I started Weight Watchers again on Tuesday.
I say again because in June when I started my regular treks to the fertility clinic for poking, prodding and other exciting indignities, I kind of gave up on counting the point value of every morsel I put in my mouth.
I needed chocolate and I needed it bad. And I didn't need the hassle of figuring out if half a Hershey bar was two points or three - or if I had enough flex points left to eat an entire package of four.
I've managed to keep off most of the 35 pounds I lost (save four playful pounds I've been yo-yoing since I quit in June), and while I've been pretty pleased with that achievement, I feel that old January need to get back on the horse and try again.
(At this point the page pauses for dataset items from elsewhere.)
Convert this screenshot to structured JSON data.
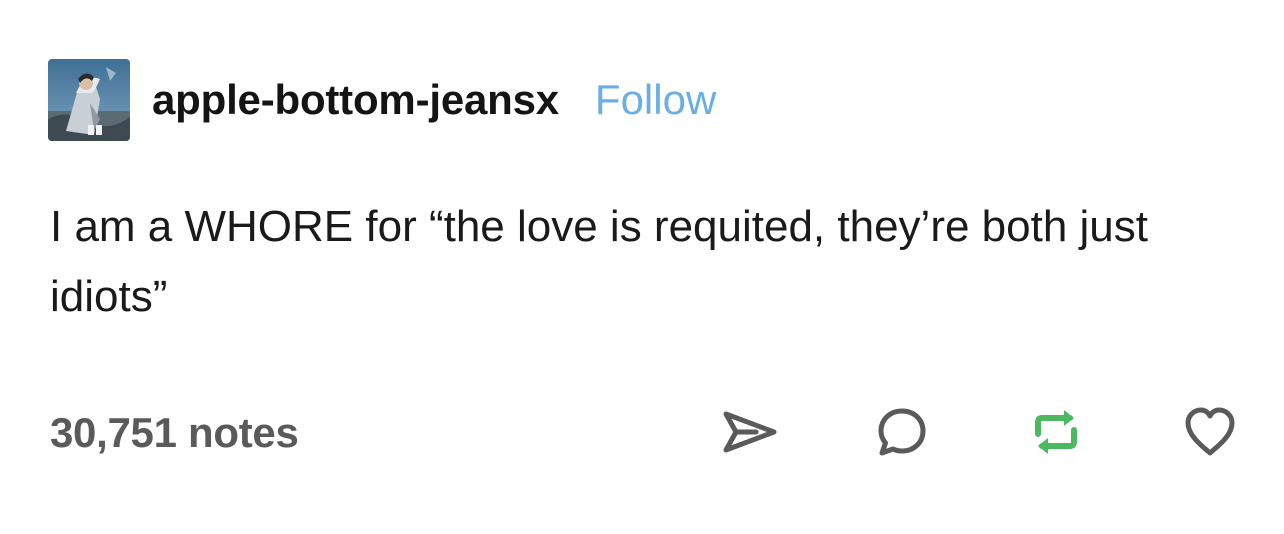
{
  "post": {
    "blog_name": "apple-bottom-jeansx",
    "follow_label": "Follow",
    "body_text": "I am a WHORE for “the love is requited, they’re both just idiots”",
    "notes_count": "30,751 notes"
  },
  "icons": {
    "share": "share-icon",
    "reply": "reply-icon",
    "reblog": "reblog-icon",
    "like": "heart-icon"
  },
  "colors": {
    "follow_link": "#6aaee6",
    "reblog_green": "#4cb860",
    "icon_gray": "#5a5a5a",
    "text": "#1a1a1a"
  }
}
With gusto.
Since you're wondering (as am I), I'm not totally sure if this means I've ditched the fertility clinic for point counting or not. I can't seem to do both at once so we'll have to see which one wins out in the end.
One makes me feel very, very good (albeit very, very hungry). The other, because it's a constant reminder that my body is old and busted, makes me feel very, very bad. One might help us have a baby. The other might help me fit into a decent pair of jeans. One forces me to eat my fruits and vegetables. The other forces me to submit to having my my hoo-ha prodded to within an inch of its life while I'm hopped up on drugs that make me feel utterly insane.
It's a tough call. Sanity versus family.
I don't know. I just don't know. If anyone is interested in making this decision for me, please feel free.
I've grown very weary of being a grown-up. If you need me I'll be in the closet eating a mixing bowl full of sugar free Jell-o and weeping.